In his most recent Washington Post column, David Ignatius is worried about the risks of a fracturing of Chimerica:

The United States and China have an increasingly competitive relationship, but they need each other, too, like conjoined twins. Hasty attempts at separation could harm them both. Open research made U.S. technology great; making it more difficult for the best brains to live and work here would be folly.

I think he’s in clinical denial. It should have been obvious in 2010 when China imposed export quotas on rare earths but it has become absolutely undeniable during the COVID-19 lockdowns. We can’t afford to be dependent on China for strategic materials, pharmaceuticals, or food additives.

The question is no longer should we decouple from China but how should we manage the decoupling? I would propose that publicly traded companies be required to have alternative supply chains that don’t go through China at all. I’ve made other proposals from time to time but that should be enough to make a few heads explode.

IMO Mr. Ignatius’s preoccupation with artificial intelligence is truly baffling. IMO he’s overestimating its significance. When I was in grad school (which is now more than 50 years ago) AI was a grab bag of not particularly closely related strategies. That’s still the case and there have been very few new developments in AI over the last 50 years. What has happened is that hardware has gotten much cheaper. I was one of the few people who had a personal computer nearly 50 years ago. I built it from thrown away components I repaired. It occupied most of a good-sized bookshelf and it was several orders of magnitude less capable than the smartphone you now carry. A lot of that is presently dependent on China. That’s a risk we can’t live with.

3 comments… add one
  • Andy Link

    He should be more worried about the decoupling in American society.

  • bob sykes Link

    Decoupling won’t benefit American workers unless the companies are forced to bring the manufacturing back to the US. By forced I mean import embargoes and confiscatory taxation, to the point of destroying the companies importing manufactured goods from anywhere.

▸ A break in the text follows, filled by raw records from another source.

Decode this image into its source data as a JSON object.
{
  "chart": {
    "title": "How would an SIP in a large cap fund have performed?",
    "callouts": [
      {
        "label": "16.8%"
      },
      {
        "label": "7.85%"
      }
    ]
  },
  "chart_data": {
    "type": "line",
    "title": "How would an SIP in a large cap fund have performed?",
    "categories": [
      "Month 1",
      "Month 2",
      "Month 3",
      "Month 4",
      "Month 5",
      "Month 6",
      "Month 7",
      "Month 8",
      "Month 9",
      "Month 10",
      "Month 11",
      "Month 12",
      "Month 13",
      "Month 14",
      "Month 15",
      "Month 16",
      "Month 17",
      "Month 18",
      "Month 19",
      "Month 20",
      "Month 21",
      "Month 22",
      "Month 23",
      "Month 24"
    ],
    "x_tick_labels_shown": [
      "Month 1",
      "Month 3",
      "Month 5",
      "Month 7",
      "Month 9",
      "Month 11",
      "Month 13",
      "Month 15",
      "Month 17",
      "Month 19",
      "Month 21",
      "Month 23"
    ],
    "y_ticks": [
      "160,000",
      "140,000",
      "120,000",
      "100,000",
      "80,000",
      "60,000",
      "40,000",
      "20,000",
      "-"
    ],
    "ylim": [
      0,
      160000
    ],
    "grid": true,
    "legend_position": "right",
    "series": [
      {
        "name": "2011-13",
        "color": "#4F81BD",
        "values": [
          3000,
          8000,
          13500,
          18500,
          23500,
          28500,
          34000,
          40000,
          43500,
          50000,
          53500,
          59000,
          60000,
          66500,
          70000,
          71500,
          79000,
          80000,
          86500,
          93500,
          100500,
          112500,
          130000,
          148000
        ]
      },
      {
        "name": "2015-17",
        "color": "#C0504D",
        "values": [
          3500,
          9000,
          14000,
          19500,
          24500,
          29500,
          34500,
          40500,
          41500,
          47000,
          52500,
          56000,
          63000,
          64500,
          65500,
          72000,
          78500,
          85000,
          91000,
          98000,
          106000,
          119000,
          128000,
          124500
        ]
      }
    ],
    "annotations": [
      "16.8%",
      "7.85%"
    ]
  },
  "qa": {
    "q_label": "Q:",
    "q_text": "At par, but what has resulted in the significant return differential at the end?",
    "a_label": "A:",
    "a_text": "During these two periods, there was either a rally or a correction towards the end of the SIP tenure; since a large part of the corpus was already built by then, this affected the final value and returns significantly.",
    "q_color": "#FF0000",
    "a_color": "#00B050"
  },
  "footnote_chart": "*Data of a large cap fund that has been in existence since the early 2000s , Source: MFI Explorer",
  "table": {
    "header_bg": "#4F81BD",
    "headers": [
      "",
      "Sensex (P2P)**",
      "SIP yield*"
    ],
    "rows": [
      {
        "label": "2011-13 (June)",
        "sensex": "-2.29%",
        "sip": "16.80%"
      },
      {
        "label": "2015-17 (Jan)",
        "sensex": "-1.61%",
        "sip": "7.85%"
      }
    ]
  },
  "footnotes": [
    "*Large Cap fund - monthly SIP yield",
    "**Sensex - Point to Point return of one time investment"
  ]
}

    And Andy is right. The real American crisis, one that has the potential to actually destroy this country, are the armed insurrections in numerous cities being supported, if not led, by local Democrat politicians. These are true insurrections, with trained, armed, coordinated paramilitaries operating within the mobs, using the mobs as human shields. These are tactics worthy of the intifadas.

  • Greyshambler Link

    Some people may bristle at subsidies for American companies that agree to onshore
    Production congress declares essential such as medicine but the truth is totally free markets don’t exist anywhere.
    It would be more defensible IMO
    Than subsidies for milk or corn which we’ve paid out for decades.
    Sure, it would be ripe for abuse but that’s every program.
    I would hope that congress sets up such subsidies quickly and quietly without barking at the Chinese and inviting retribution or shortages in critical goods.
    But that’s probably too much to ask.